Revenant à votre question, je dirai oui, qu’elle augmente le pouvoir d’achat de certains salariés (le salaire net à payer augmente) : cette augmentation résulte de la diminution du montant de la partie du salaire imposable par l’incidence de l’abattement (qui passe de 30.000UM à 60.000UM) qui augmente et de la révision des tranches (90.000 UM, 210.000 UM et plus), taux de l’impôt (15%, 25% et 40%) et des jokers (9.000UM et 40.500UM). Dès lors que le montant déduit de la rémunération soumise à l’impôt augmente, il faut espérer un effet positif sur le salaire.
Toutefois, cette spirale technique fiscale rend très relatif le niveau d’augmentation du pouvoir d’achat. Ainsi l’augmentation du pouvoir d’achat du salarié qui avait un net à payer compris entre trente mille et soixante mille ouguiyas sera d’un montant compris entre zéro ouguiya et moins de quatre mille huit ouguiyas.
Si pour certains salariés l’augmentation du pouvoir d’achat (salaire net à payer) est quasi dérisoire moins de mille ouguiya par exemple sur le salaire net mensuel pour les plus bas salaires, pour d’autres en revanche, la réforme lèse directement le salaire perçu mensuellement qui subirait progressivement une diminution à cause d’une combinaison d’un palier et d’un joker très limité : vous imaginez un salarié à qui ont dit votre salaire va baisser à partir de maintenant. Je pense que cela ne saurait se justifier sur aucun plan.
Il faut dire que cette réforme profite plus aux salariés qui percevaient des nets à payer compris entre soixante mille et un peu moins de trois cent quatre vingt mille ouguiya. Même à ce niveau, le quantum de l’augmentation du pouvoir d’achat du salarié sera très relatif car les extrêmes et les milieux des tranches subissent les effets des mêmes taux.
Quelles suggestions sur de telles reformes ?
A mon avis ceux qui initient de telles réformes ont le mérite d’avoir une vision sociale très louable. Mais ils devraient donner des orientations fermes dans l’élaboration de ces instruments juridiques afin de permettre une bonne implication des professionnels de la DGI notamment des services des impôts en charges de ces questions et éventuellement des acteurs sociaux afin de recueillir leur avis.

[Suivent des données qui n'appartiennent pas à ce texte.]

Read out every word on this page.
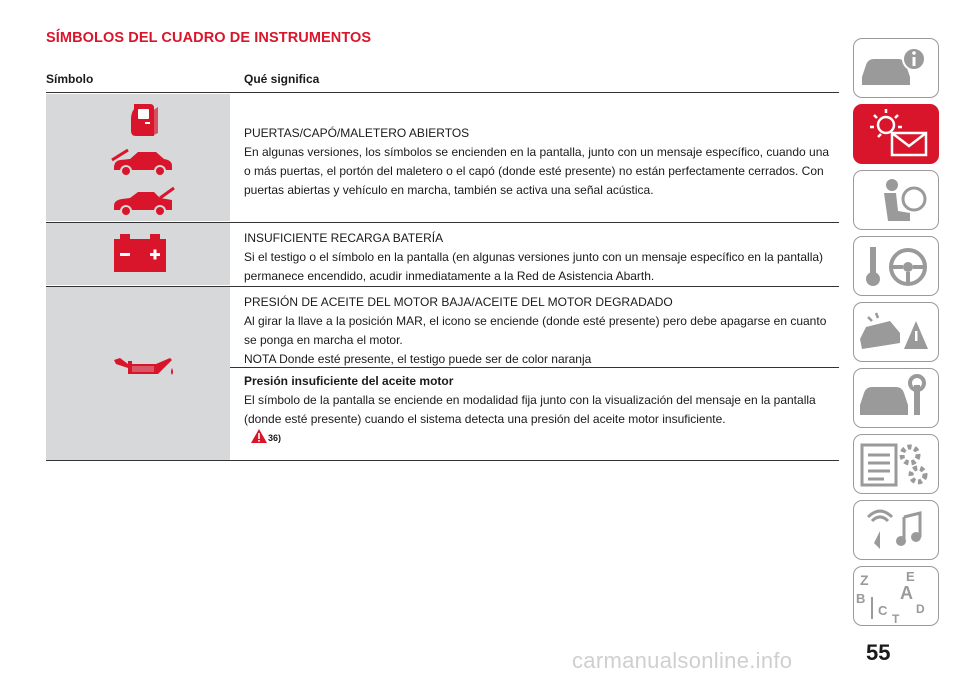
SÍMBOLOS DEL CUADRO DE INSTRUMENTOS
Símbolo	Qué significa

PUERTAS/CAPÓ/MALETERO ABIERTOS

En algunas versiones, los símbolos se encienden en la pantalla, junto con un mensaje específico, cuando una o más puertas, el portón del maletero o el capó (donde esté presente) no están perfectamente cerrados. Con puertas abiertas y vehículo en marcha, también se activa una señal acústica.

INSUFICIENTE RECARGA BATERÍA

Si el testigo o el símbolo en la pantalla (en algunas versiones junto con un mensaje específico en la pantalla) permanece encendido, acudir inmediatamente a la Red de Asistencia Abarth.

PRESIÓN DE ACEITE DEL MOTOR BAJA/ACEITE DEL MOTOR DEGRADADO

Al girar la llave a la posición MAR, el icono se enciende (donde esté presente) pero debe apagarse en cuanto se ponga en marcha el motor.

NOTA Donde esté presente, el testigo puede ser de color naranja

Presión insuficiente del aceite motor

El símbolo de la pantalla se enciende en modalidad fija junto con la visualización del mensaje en la pantalla (donde esté presente) cuando el sistema detecta una presión del aceite motor insuficiente.

36)
Z	E
B A
C D
T
55
carmanualsonline.info
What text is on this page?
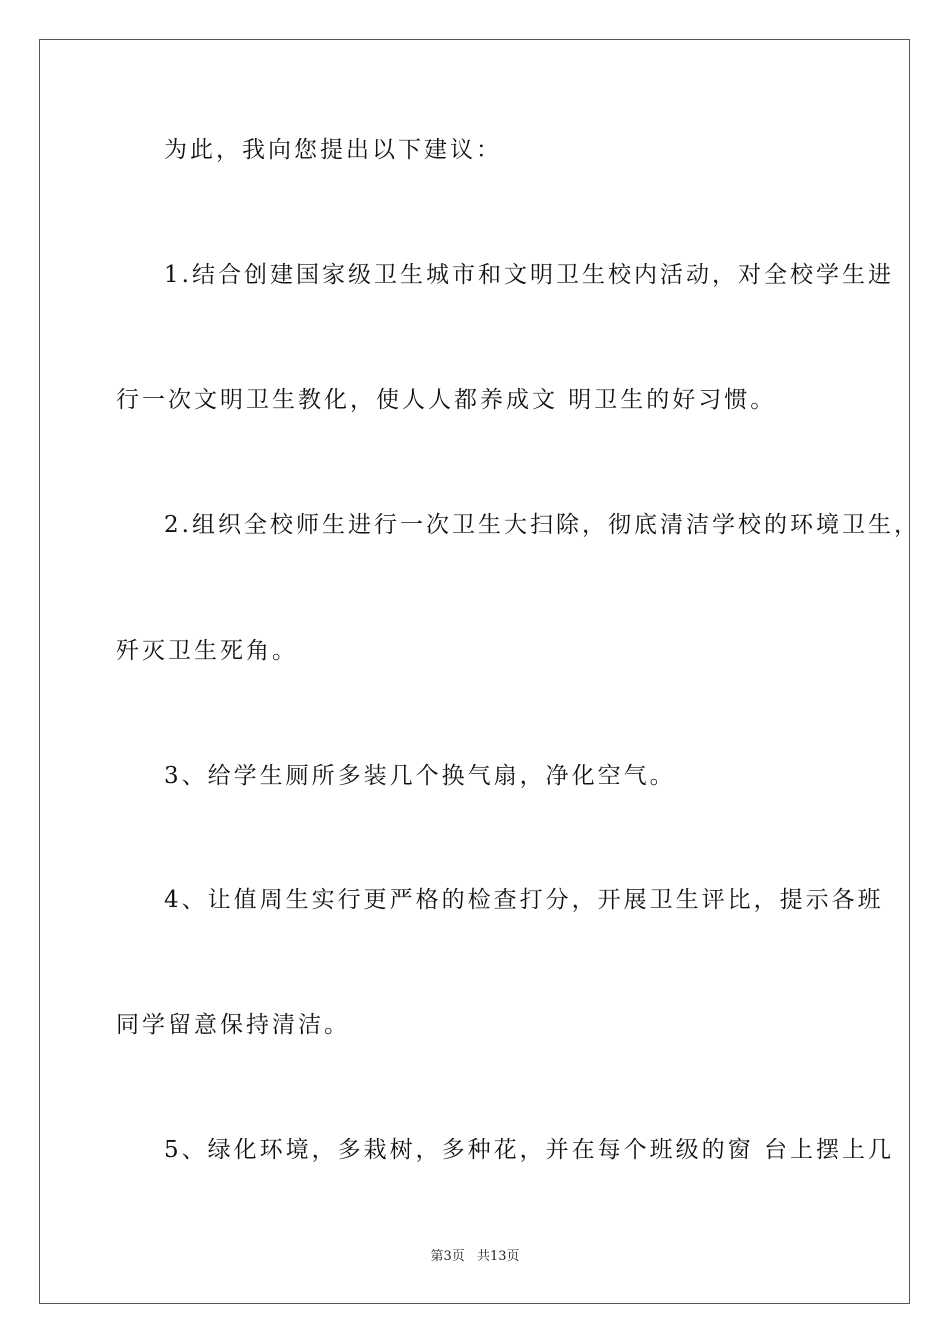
为此，我向您提出以下建议：
1.结合创建国家级卫生城市和文明卫生校内活动，对全校学生进
行一次文明卫生教化，使人人都养成文 明卫生的好习惯。
2.组织全校师生进行一次卫生大扫除，彻底清洁学校的环境卫生，
歼灭卫生死角。
3、给学生厕所多装几个换气扇，净化空气。
4、让值周生实行更严格的检查打分，开展卫生评比，提示各班
同学留意保持清洁。
5、绿化环境，多栽树，多种花，并在每个班级的窗 台上摆上几
第3页 共13页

Cela aurait pu se faire au moins par un échange d’avis.
Dans une seconde mesure, il me semble utile de bien s’assurer avant de soumettre une telle réforme aux législateurs qu’elle est équitable puis garantit l’égalité consacrée par notre constitution et profite à ceux qui en ont réellement besoin et qu’elle ne lèse pas d’autres citoyens à défaut d’en profiter.
Maintenant, il me semble indispensable de réfléchir sur la loi de finances rectificative et préalablement à cela de sursoir éventuellement à une application partielle de cette réforme si l’on s’en tient à son esprit (voir la lettre circulaire précitée) et au principe d’égalité des citoyens devant l’impôt.
Propos recueillis Khalilou Diagana
A titre d’information, la loi de finance 2013 prévoit une réforme sur les taux, les barèmes et le montant de l’abattement de l’impôt sur les traitements et salaires (ITS). En résumé, cette réforme fiscale prévoit trois paliers d’ITS avec un montant de l’abattement qui passe de 30.000UM à 60.000UM (montant du salaire non soumis à l’impôt).
Le premier palier prévoit un taux d’ITS de 15% pour toute rémunération mensuelle imposable inférieure ou égale à 90.000um ;
Le second palier prévoit un taux d’ITS de 25% avec un joker de 9.000 UM pour toute rémunération mensuelle imposable comprise entre plus de 90.000um et inférieure ou égale à 210.000um ;
Le troisième palier prévoit un taux d’ITS 40% avec un joker de 40.500 UM pour toute rémunération mensuelle imposable supérieure à 210.000um.
Cette réforme semble peu appréciée par certains salariés qui la trouvent inéquitable. La lettre circulaire N° 285 signée en date du 6 février 2013 par le Directeur général des impôts reprend les mêmes termes de la loi de finances 2013. La lettre circulaire parle de rehaussement à un montant de soixante mille ouguiyas par mois de la rémunération au lieu de trente mille ouguiyas par mois : ce qui est peu précis pour une lettre circulaire. Elle justifie cette réforme par l’instauration de plus de justice fiscale entre les salariés et l’augmentation du pouvoir d’achat des salariés.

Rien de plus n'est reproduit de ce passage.